Sometimes it is really not as real as you think it is. Some of us play our roles very well. I am glad that my client and I talked it out because we do have fun but by the same token - it would not have killed me if we never saw each other again either. Guess cause I didn't have the feels he thought maybe I had.

However this is the great thing about the hobby. You can just walk away, no queations asked so move on to the next girl. I really don't think this SP is going to be devasted if she doesn't see you again.
 

PeterKomos

Reviewer
Joined Mar 24, 2017
Messages 118
Ziman said:
I have seen a particular SP many times. She is 22 years old and she is one of my favourite ladies but lately she has been showing signs that she is falling for me like giving me her personal phone number, telling me her real name and not charging me extra and letting me stay one or two hours past my time. I feel bad because she is losing money and I don't want her to do that as I never try and take advantage of anyone but she is insisting that I do not pay. I have actually had a couple of ladies fall for me but I know we are playing with fire as we should keep the relationship professional and not personal. I have heard many stories of clients falling for SP's but rarely is it the other way around and an SP falling for a client. I know there are some cases where a provider/client relationship develops into a real relationship but in about 95% of cases, it is not true and we should keep it professional. I never meant for it to happen and I am a happily married man with a daughter and another child on the way so I don't want my wife finding out and this girl is not leaving me alone as she texts me all the time and asks me very personal questions about my wife and sex life with her. I think she may be jealous of my wife and wants me to herself. Anyone had a similar experience as mine is unique here and what should I do about it as she is a super sweet girl but also crossing boundaries that NO provider or client should EVER cross and let it become a real relationship. What are my options? Should I tell her I cannot see her anymore? Or should I have a talk with her and let her know that I like her but in a professional way and not in a personal way without hurting her as I don't want to hurt her feelings? Please let me know!
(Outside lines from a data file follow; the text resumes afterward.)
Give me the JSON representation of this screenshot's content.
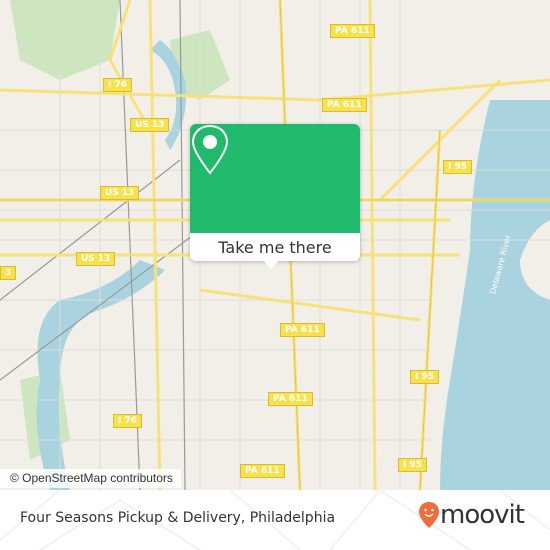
{
  "map": {
    "attribution": "© OpenStreetMap contributors",
    "shields": [
      {
        "label": "PA 611"
      },
      {
        "label": "I 76"
      },
      {
        "label": "PA 611"
      },
      {
        "label": "US 13"
      },
      {
        "label": "US 13"
      },
      {
        "label": "I 95"
      },
      {
        "label": "US 13"
      },
      {
        "label": "PA 611"
      },
      {
        "label": "I 95"
      },
      {
        "label": "PA 611"
      },
      {
        "label": "I 76"
      },
      {
        "label": "I 95"
      },
      {
        "label": "PA 611"
      },
      {
        "label": "3"
      }
    ],
    "river_label": "Delaware River",
    "colors": {
      "land": "#f2efe9",
      "water": "#a9d3de",
      "road": "#f7e27a",
      "accent": "#1fba6b"
    }
  },
  "popup": {
    "button_label": "Take me there",
    "icon": "map-pin-icon"
  },
  "footer": {
    "place_title": "Four Seasons Pickup & Delivery, Philadelphia",
    "brand": "moovit",
    "brand_color": "#f26b3a"
  }
}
A wife and kid with another one on the way? How is this even a question? You got way too much to lose especially since you said your happily married to begin with. Makes me wonder why your seeking fun outside your marriage to begin with but that's your business. Imo it wouldn't be worth it to throw all that away over something that most likely will be brief and fleeting. She might actually have feelings for or it may just be infatuation. But I'd say at 22 it's unlikely that you'll be able to have the kind of long term relationship that I believe you would desire.
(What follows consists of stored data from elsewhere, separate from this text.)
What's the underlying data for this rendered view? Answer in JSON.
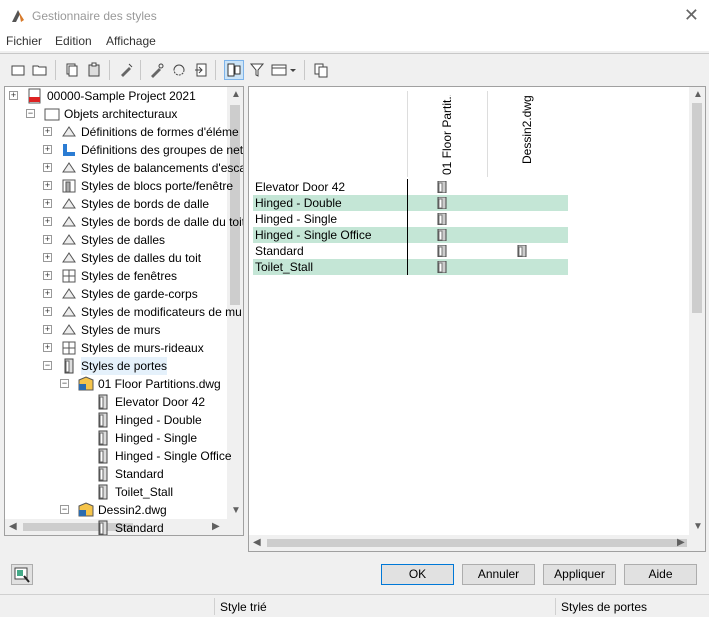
{
  "window": {
    "title": "Gestionnaire des styles"
  },
  "menu": [
    "Fichier",
    "Edition",
    "Affichage"
  ],
  "toolbar": {
    "icons": [
      "new-icon",
      "open-icon",
      "copy-icon",
      "paste-icon",
      "purge-icon",
      "edit-icon",
      "sync-icon",
      "import-icon",
      "view-toggle-icon",
      "filter-icon",
      "view-mode-icon",
      "export-icon"
    ]
  },
  "tree": {
    "items": [
      {
        "label": "00000-Sample Project 2021",
        "icon": "project-icon"
      },
      {
        "label": "Objets architecturaux",
        "icon": "folder-icon"
      },
      {
        "label": "Définitions de formes d'éléme",
        "icon": "shape-icon"
      },
      {
        "label": "Définitions des groupes de net",
        "icon": "group-icon"
      },
      {
        "label": "Styles de balancements d'esca",
        "icon": "stair-icon"
      },
      {
        "label": "Styles de blocs porte/fenêtre",
        "icon": "door-window-icon"
      },
      {
        "label": "Styles de bords de dalle",
        "icon": "slab-edge-icon"
      },
      {
        "label": "Styles de bords de dalle du toit",
        "icon": "roof-edge-icon"
      },
      {
        "label": "Styles de dalles",
        "icon": "slab-icon"
      },
      {
        "label": "Styles de dalles du toit",
        "icon": "roof-slab-icon"
      },
      {
        "label": "Styles de fenêtres",
        "icon": "window-icon"
      },
      {
        "label": "Styles de garde-corps",
        "icon": "railing-icon"
      },
      {
        "label": "Styles de modificateurs de mu",
        "icon": "wall-modifier-icon"
      },
      {
        "label": "Styles de murs",
        "icon": "wall-icon"
      },
      {
        "label": "Styles de murs-rideaux",
        "icon": "curtain-wall-icon"
      },
      {
        "label": "Styles de portes",
        "icon": "door-icon"
      },
      {
        "label": "01 Floor Partitions.dwg",
        "icon": "drawing-icon"
      },
      {
        "label": "Elevator Door 42",
        "icon": "door-icon"
      },
      {
        "label": "Hinged - Double",
        "icon": "door-icon"
      },
      {
        "label": "Hinged - Single",
        "icon": "door-icon"
      },
      {
        "label": "Hinged - Single Office",
        "icon": "door-icon"
      },
      {
        "label": "Standard",
        "icon": "door-icon"
      },
      {
        "label": "Toilet_Stall",
        "icon": "door-icon"
      },
      {
        "label": "Dessin2.dwg",
        "icon": "drawing-icon"
      },
      {
        "label": "Standard",
        "icon": "door-icon"
      }
    ]
  },
  "grid": {
    "columns": [
      "01 Floor Partit...",
      "Dessin2.dwg"
    ],
    "rows": [
      {
        "label": "Elevator Door 42",
        "in": [
          true,
          false
        ]
      },
      {
        "label": "Hinged - Double",
        "in": [
          true,
          false
        ]
      },
      {
        "label": "Hinged - Single",
        "in": [
          true,
          false
        ]
      },
      {
        "label": "Hinged - Single Office",
        "in": [
          true,
          false
        ]
      },
      {
        "label": "Standard",
        "in": [
          true,
          true
        ]
      },
      {
        "label": "Toilet_Stall",
        "in": [
          true,
          false
        ]
      }
    ]
  },
  "buttons": {
    "ok": "OK",
    "cancel": "Annuler",
    "apply": "Appliquer",
    "help": "Aide"
  },
  "status": {
    "left": "Style trié",
    "right": "Styles de portes"
  }
}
I wouldn't feel bad about the idea of her losing money though, as long as it's not something that your coercing her into it. Some days can be slow and SP's won't have clients coming in and out continually. If she has some down time in between chances are she'd probably rather pass the time with some company rather than being alone. Though if she's cancelling or not taking calls because of your presence I can understand why you would feel guilty and you should excuse yourself. Still she's a grown adult and whatever she decides to do with her time is entirely up to her.